Brasilien macht einen großen Schritt in Richtung Zukunft der Arbeit und Krypto. Ein neuer Gesetzesentwurf, eingereicht von Abgeordnetem Luiz Philippe de Orleans e Bragança, könnte es Arbeitnehmern in Zukunft ermöglichen, einen Teil ihres Gehalts in Bitcoin (BTC) oder anderen digitalen Währungen zu erhalten.
Brasilien will Vorreiter in der digitalen Wirtschaft werden
Dieser Vorschlag passt perfekt in die weltweite Trendwende hin zu finanzieller Innovation. Sollte das Gesetz verabschiedet werden, könnte sich Brasilien zu einem führenden Akteur in der digitalen Wirtschaft entwickeln.
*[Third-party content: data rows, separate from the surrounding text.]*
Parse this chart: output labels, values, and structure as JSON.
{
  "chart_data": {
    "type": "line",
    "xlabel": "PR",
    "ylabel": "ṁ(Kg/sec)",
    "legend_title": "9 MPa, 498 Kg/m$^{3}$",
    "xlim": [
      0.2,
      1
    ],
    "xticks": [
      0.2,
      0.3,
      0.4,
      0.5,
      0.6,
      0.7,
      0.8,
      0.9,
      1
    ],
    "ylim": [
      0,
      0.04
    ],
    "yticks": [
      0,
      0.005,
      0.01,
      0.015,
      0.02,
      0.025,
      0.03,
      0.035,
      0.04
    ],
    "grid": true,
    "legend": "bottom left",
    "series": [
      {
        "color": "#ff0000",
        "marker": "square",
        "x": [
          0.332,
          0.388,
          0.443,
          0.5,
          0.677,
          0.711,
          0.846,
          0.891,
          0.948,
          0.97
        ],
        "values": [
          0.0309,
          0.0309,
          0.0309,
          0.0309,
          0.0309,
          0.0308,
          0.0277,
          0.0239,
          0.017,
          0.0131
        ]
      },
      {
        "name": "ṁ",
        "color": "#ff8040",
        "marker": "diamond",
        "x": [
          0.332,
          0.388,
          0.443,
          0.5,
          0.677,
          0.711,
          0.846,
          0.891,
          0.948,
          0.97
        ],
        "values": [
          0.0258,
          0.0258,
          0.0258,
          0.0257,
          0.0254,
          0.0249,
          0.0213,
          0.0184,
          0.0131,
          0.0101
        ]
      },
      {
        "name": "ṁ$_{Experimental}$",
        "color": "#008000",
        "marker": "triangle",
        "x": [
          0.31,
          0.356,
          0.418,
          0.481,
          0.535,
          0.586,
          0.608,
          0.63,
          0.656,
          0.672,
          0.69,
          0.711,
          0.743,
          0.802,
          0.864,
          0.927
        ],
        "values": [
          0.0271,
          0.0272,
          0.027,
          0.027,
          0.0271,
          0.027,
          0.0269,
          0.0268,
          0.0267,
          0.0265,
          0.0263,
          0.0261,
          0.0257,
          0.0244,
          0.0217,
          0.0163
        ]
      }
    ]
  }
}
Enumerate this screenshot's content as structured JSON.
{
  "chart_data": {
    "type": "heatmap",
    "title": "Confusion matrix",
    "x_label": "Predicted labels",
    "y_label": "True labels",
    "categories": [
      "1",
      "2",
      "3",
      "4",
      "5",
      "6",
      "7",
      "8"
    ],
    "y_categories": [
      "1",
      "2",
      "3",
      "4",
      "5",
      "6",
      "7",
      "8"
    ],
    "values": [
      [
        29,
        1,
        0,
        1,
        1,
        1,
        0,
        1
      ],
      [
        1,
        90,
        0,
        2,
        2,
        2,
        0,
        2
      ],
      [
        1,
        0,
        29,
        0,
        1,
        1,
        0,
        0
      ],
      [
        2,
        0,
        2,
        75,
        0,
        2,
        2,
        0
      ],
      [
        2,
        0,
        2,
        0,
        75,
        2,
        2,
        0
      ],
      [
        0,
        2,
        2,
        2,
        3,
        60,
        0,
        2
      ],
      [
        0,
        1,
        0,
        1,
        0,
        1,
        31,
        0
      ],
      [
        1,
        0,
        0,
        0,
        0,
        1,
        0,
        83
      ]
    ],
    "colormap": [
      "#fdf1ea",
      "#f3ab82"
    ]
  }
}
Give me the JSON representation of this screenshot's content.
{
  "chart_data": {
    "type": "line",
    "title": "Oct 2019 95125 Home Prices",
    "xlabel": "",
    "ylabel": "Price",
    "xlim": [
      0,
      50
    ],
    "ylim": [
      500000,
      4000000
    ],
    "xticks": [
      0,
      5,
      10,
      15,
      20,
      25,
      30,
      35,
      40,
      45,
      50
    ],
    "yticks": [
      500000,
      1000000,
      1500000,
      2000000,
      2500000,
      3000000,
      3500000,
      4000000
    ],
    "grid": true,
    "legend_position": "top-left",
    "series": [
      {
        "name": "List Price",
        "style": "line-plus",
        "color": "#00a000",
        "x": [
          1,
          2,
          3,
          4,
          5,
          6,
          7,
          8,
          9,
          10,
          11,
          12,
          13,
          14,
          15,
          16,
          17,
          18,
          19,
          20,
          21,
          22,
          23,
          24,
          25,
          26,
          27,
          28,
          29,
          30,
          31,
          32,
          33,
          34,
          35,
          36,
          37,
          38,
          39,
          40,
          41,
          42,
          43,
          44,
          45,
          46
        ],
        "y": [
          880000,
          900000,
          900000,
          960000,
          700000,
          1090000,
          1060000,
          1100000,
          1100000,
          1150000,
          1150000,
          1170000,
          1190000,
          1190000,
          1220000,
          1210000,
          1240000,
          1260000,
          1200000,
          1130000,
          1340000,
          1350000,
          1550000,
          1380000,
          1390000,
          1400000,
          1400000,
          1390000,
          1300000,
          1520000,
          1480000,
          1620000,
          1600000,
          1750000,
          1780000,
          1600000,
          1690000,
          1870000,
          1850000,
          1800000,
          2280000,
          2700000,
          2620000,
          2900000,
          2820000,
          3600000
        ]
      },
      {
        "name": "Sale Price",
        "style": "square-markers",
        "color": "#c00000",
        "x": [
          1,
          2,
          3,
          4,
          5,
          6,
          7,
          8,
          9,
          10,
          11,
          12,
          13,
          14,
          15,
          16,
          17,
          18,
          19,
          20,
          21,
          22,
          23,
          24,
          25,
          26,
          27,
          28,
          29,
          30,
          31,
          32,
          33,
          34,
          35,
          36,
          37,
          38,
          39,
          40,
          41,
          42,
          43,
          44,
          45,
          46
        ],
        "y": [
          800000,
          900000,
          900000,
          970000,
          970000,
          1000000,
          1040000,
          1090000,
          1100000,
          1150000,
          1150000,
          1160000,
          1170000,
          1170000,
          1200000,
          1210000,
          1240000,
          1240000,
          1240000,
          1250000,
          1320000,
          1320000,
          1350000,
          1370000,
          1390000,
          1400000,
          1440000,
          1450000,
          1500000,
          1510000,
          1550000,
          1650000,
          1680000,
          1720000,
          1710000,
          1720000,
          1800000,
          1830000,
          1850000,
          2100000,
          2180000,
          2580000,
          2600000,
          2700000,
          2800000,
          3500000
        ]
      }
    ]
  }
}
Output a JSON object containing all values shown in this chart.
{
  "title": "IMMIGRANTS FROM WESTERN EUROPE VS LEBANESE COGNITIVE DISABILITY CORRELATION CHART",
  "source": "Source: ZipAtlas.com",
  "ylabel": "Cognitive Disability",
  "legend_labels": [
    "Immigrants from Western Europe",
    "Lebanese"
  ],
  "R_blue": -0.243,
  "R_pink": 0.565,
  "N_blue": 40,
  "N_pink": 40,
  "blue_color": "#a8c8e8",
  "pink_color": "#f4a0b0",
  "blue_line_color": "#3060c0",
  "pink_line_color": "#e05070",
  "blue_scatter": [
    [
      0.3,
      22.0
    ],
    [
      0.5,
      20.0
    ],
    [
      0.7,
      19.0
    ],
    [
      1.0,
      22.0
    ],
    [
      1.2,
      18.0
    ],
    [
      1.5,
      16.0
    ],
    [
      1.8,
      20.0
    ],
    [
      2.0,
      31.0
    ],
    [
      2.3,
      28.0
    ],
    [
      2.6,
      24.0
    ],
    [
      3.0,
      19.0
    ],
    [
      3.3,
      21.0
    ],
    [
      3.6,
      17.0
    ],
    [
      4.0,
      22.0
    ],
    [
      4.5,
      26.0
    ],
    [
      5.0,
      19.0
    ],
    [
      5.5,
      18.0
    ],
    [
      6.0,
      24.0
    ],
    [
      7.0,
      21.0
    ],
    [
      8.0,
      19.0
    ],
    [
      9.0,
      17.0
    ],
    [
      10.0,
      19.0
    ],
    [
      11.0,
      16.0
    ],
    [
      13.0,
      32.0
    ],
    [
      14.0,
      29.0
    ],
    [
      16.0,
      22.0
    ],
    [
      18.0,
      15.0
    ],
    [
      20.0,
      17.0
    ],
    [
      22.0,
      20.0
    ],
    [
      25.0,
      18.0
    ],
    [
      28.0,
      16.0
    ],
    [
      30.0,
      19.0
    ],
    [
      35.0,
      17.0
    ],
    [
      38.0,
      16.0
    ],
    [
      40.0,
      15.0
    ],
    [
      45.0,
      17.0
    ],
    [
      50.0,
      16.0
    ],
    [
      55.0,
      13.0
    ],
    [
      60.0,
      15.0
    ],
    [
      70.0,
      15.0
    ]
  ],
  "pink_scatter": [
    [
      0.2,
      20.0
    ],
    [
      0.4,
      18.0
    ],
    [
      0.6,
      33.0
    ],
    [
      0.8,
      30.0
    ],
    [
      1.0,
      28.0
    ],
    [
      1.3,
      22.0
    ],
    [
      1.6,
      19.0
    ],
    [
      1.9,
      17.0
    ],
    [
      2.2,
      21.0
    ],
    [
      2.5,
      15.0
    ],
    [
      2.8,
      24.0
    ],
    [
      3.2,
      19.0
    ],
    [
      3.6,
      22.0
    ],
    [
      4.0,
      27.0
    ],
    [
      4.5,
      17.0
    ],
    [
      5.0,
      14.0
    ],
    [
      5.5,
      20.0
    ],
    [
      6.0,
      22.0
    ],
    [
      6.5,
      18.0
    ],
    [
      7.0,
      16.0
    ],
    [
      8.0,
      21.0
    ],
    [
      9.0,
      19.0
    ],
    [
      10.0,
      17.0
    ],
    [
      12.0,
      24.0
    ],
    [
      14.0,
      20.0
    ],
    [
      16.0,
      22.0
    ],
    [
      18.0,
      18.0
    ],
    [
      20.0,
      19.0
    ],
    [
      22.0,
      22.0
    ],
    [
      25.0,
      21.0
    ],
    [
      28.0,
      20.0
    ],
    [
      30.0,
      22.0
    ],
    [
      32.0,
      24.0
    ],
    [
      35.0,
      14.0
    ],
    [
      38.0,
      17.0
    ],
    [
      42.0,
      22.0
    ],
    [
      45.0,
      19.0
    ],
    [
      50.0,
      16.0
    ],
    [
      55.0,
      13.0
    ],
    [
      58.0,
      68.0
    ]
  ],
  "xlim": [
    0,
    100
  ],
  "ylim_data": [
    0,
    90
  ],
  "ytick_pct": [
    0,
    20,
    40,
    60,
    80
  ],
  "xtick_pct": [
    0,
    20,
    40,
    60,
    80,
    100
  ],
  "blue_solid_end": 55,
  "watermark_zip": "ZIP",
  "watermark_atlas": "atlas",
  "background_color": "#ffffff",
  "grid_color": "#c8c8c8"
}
Laut dem Politiker De Orleans e Bragança könnte dieser Gesetzesentwurf Brasilien auf ein neues Niveau heben und es mit Ländern wie Portugal, Japan und der Schweiz in Einklang bringen, in denen Gehaltszahlungen in Krypto bereits möglich sind. Darüber hinaus würde er die Tür für neue Finanzunternehmen und Innovationen öffnen, was nicht nur der Wirtschaft einen Schub gibt, sondern auch die Position Brasiliens in der Welt stärkt.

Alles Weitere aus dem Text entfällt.